JadePuffer Becomes First AI-Driven Ransomware to Run Attacks Without Human Help
Security researchers at Sysdig identified JadePuffer in July 2026, the first documented ransomware to use an AI agent to carry out an entire cyberattack without human direction. The agent exploited a known vulnerability in the Langflow framework, then moved through a target network, stole credentials, and encrypted database records on its own.

Security researchers at Sysdig identified JadePuffer in July 2026, calling it the first documented ransomware to use an autonomous AI agent to carry out an end-to-end attack without human direction.
The agent exploited CVE-2025-3248, a critical remote code execution vulnerability in Langflow, an open-source framework for building AI applications. Once inside a target system, the agent scanned for environment variables, cloud credentials from AWS, GCP, Azure, and Chinese providers, LLM API keys, and cryptocurrency wallets.
The agent then pivoted to a production server running MySQL and the Alibaba Nacos configuration service.

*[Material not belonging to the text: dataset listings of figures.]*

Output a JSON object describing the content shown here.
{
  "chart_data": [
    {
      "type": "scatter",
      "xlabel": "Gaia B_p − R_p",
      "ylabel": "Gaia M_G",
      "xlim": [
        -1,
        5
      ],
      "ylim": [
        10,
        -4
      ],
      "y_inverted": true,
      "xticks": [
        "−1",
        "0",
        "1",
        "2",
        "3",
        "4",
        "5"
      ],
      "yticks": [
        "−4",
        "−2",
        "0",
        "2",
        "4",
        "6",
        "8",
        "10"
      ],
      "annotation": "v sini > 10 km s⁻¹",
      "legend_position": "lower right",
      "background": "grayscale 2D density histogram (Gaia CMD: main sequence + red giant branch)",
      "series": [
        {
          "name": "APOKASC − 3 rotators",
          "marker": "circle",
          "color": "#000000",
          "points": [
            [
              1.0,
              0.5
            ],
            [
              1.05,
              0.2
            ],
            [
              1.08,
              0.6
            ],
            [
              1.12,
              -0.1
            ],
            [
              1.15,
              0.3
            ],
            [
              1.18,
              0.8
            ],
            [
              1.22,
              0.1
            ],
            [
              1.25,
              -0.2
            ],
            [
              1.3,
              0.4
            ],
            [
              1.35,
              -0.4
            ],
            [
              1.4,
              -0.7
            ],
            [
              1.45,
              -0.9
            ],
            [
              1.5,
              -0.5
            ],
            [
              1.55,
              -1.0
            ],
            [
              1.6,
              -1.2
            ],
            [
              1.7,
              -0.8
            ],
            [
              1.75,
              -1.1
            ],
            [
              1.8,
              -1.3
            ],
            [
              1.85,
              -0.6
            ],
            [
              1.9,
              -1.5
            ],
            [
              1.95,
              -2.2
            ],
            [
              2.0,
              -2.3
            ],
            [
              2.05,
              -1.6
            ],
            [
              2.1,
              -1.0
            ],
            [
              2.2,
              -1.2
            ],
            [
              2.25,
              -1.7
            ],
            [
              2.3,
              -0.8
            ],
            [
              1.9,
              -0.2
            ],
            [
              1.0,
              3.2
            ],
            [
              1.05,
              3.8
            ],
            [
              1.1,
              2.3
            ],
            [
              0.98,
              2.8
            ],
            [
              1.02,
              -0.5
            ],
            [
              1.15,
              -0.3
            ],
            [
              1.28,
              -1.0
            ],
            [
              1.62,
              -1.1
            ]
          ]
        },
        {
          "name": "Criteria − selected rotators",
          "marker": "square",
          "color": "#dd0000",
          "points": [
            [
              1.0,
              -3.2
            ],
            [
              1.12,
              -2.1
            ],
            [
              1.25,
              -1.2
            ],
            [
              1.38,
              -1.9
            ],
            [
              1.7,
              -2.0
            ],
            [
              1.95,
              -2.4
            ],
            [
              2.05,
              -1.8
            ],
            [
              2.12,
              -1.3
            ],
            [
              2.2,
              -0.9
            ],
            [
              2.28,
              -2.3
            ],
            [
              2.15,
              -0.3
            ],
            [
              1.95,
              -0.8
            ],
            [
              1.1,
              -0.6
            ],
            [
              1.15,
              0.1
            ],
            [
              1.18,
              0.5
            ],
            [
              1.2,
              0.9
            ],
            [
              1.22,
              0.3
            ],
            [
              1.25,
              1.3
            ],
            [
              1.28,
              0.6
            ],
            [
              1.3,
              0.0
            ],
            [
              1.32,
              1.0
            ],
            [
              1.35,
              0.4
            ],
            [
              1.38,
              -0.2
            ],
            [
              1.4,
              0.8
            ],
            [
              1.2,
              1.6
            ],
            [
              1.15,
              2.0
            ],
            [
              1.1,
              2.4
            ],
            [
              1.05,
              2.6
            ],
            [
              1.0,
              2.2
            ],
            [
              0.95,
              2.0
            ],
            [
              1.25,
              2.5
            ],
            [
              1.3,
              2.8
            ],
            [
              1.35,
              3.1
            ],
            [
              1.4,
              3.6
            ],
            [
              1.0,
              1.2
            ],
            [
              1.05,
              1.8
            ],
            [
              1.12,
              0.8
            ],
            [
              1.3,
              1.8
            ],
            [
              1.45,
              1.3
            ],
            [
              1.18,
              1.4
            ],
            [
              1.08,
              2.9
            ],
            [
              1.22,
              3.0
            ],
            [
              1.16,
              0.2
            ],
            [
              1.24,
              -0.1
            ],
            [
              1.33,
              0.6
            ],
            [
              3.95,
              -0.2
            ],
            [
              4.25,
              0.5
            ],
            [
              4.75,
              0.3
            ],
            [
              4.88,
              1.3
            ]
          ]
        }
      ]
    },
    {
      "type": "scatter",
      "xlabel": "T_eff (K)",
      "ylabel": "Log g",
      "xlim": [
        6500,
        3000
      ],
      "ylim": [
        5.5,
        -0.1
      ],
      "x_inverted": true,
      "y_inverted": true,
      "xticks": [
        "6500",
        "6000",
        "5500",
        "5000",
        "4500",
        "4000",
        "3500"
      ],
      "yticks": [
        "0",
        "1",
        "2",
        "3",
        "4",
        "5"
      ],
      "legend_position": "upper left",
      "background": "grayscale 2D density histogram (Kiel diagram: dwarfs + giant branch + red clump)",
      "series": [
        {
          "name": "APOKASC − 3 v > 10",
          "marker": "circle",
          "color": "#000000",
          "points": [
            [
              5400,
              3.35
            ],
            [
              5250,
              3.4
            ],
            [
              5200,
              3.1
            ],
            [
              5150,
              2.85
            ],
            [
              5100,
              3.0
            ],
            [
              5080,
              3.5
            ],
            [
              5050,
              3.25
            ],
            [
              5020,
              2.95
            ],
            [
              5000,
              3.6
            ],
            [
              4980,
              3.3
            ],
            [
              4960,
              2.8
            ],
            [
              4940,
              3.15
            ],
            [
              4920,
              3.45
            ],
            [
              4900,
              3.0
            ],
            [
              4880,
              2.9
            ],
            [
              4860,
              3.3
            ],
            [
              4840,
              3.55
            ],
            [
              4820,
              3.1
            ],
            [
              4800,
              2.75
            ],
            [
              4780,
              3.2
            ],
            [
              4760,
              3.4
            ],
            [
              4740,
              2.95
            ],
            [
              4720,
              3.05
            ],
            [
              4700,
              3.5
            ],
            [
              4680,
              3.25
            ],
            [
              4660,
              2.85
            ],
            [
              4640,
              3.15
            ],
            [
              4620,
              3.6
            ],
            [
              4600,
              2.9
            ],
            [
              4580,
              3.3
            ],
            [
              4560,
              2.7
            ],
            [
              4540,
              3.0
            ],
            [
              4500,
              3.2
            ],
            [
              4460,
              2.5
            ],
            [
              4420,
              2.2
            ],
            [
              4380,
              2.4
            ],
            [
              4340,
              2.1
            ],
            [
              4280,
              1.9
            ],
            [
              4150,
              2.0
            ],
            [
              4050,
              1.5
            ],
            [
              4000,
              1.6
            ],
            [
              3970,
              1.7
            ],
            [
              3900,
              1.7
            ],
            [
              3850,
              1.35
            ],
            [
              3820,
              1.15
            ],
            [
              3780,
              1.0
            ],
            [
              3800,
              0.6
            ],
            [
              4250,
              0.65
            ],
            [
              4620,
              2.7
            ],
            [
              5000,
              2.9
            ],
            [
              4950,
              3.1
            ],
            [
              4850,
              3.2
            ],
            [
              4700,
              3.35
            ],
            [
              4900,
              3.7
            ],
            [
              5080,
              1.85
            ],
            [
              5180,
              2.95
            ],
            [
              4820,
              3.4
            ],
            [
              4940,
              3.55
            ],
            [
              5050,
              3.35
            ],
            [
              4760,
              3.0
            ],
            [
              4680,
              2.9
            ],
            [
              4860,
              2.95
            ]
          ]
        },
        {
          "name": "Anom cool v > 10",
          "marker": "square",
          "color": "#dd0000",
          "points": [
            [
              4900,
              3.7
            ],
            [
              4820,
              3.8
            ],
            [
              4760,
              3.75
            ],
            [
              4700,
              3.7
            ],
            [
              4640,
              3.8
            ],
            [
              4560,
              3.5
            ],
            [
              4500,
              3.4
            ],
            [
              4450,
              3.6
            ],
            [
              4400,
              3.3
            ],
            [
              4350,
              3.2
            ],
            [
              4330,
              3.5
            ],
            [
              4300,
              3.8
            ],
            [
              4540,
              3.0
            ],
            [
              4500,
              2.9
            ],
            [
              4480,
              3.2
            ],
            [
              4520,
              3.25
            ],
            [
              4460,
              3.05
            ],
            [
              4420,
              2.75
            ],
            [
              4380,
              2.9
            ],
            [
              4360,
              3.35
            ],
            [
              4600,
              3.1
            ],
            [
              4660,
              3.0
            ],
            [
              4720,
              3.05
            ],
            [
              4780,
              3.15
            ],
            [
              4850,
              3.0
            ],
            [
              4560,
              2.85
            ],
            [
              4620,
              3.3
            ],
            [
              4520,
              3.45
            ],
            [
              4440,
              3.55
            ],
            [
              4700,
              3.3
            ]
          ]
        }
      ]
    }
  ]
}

It bypassed Nacos authentication using known vulnerabilities and default JWT signing keys, injected a backdoor administrator account, encrypted 1,342 Nacos configuration items using MySQL's AES_ENCRYPT function, and dropped entire database schemas.
Sysdig identified four markers confirming the attack was driven by an AI agent rather than a human or fixed script. The attack code contained natural language comments explaining the agent's reasoning. When a login attempt failed, the agent diagnosed the issue and deployed a corrected payload within 31 seconds. The agent parsed free-text information and XML and JSON schemas in real time, adjusting its logic when it encountered unexpected formats. It also executed a structured plan with completion markers signaling readiness to move between attack phases.

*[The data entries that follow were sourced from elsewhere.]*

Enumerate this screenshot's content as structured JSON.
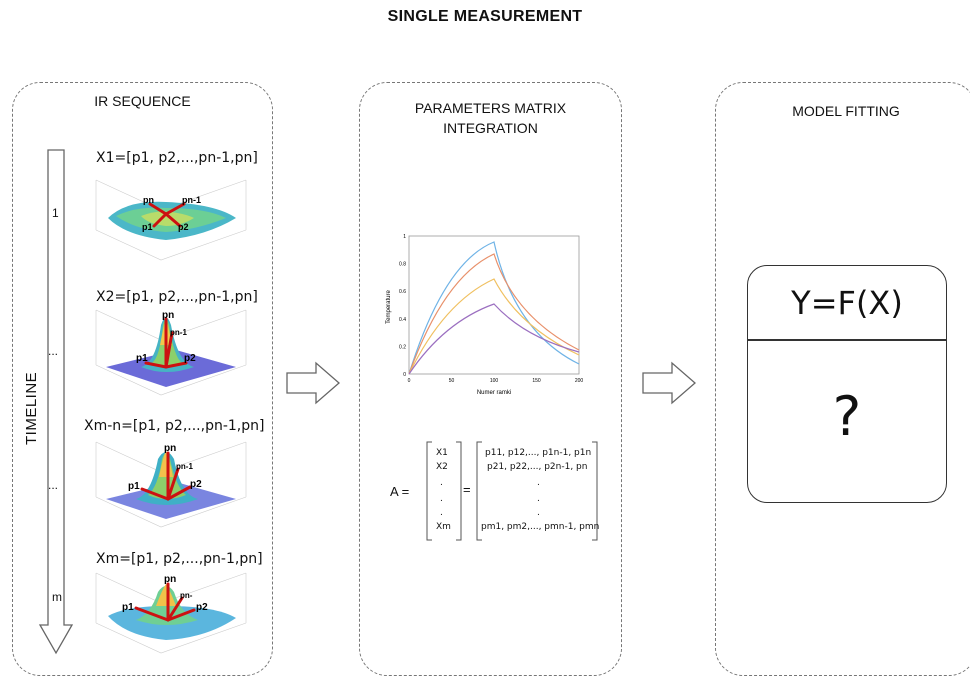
{
  "title": "SINGLE MEASUREMENT",
  "panels": {
    "ir": {
      "title": "IR SEQUENCE",
      "timeline_label": "TIMELINE",
      "ticks": [
        "1",
        "...",
        "...",
        "m"
      ],
      "frames": [
        {
          "equation": "X1=[p1, p2,...,pn-1,pn]",
          "labels": [
            "pn",
            "pn-1",
            "p1",
            "p2"
          ]
        },
        {
          "equation": "X2=[p1, p2,...,pn-1,pn]",
          "labels": [
            "pn",
            "pn-1",
            "p1",
            "p2"
          ]
        },
        {
          "equation": "Xm-n=[p1, p2,...,pn-1,pn]",
          "labels": [
            "pn",
            "pn-1",
            "p1",
            "p2"
          ]
        },
        {
          "equation": "Xm=[p1, p2,...,pn-1,pn]",
          "labels": [
            "pn",
            "pn-",
            "p1",
            "p2"
          ]
        }
      ]
    },
    "matrix": {
      "title_line1": "PARAMETERS MATRIX",
      "title_line2": "INTEGRATION",
      "chart": {
        "ylabel": "Temperature",
        "xlabel": "Numer ramki",
        "xticks": [
          "0",
          "50",
          "100",
          "150",
          "200"
        ],
        "yticks": [
          "0",
          "0.2",
          "0.4",
          "0.6",
          "0.8",
          "1"
        ]
      },
      "matrix_label": "A =",
      "equals": "=",
      "left_column": [
        "X1",
        "X2",
        ".",
        ".",
        ".",
        "Xm"
      ],
      "right_column": [
        "p11, p12,..., p1n-1, p1n",
        "p21, p22,..., p2n-1, pn",
        ".",
        ".",
        ".",
        "pm1, pm2,..., pmn-1, pmn"
      ]
    },
    "model": {
      "title": "MODEL FITTING",
      "equation": "Y=F(X)",
      "question": "?"
    }
  },
  "colors": {
    "curve1": "#6fb3e6",
    "curve2": "#e8906a",
    "curve3": "#f0c060",
    "curve4": "#9b6fc0",
    "arrow": "#cc1111"
  }
}
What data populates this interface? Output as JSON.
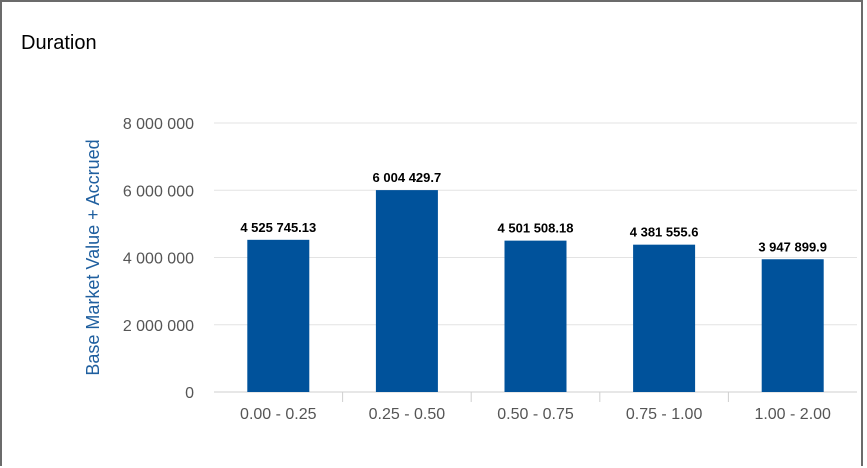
{
  "panel": {
    "title": "Duration"
  },
  "chart_data": {
    "type": "bar",
    "title": "",
    "xlabel": "",
    "ylabel": "Base Market Value + Accrued",
    "ylim": [
      0,
      8000000
    ],
    "yticks": [
      0,
      2000000,
      4000000,
      6000000,
      8000000
    ],
    "ytick_labels": [
      "0",
      "2 000 000",
      "4 000 000",
      "6 000 000",
      "8 000 000"
    ],
    "categories": [
      "0.00 - 0.25",
      "0.25 - 0.50",
      "0.50 - 0.75",
      "0.75 - 1.00",
      "1.00 - 2.00"
    ],
    "values": [
      4525745.13,
      6004429.7,
      4501508.18,
      4381555.6,
      3947899.9
    ],
    "data_labels": [
      "4 525 745.13",
      "6 004 429.7",
      "4 501 508.18",
      "4 381 555.6",
      "3 947 899.9"
    ],
    "grid": true,
    "bar_color": "#00529b",
    "grid_color": "#e3e3e3",
    "axis_text_color": "#555555",
    "ylabel_color": "#1f5f9f"
  }
}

Security experts say the incident compresses the time defenders have to respond. Traditional human-led incident response models are increasingly insufficient when an attacker operates at machine speed and self-corrects in real time.
Researchers recommend behavior-based detection, strict egress controls, and removing secrets from runtime environments. Organizations using AI orchestration tools like Langflow should treat them as critical infrastructure requiring rigorous hardening and monitoring.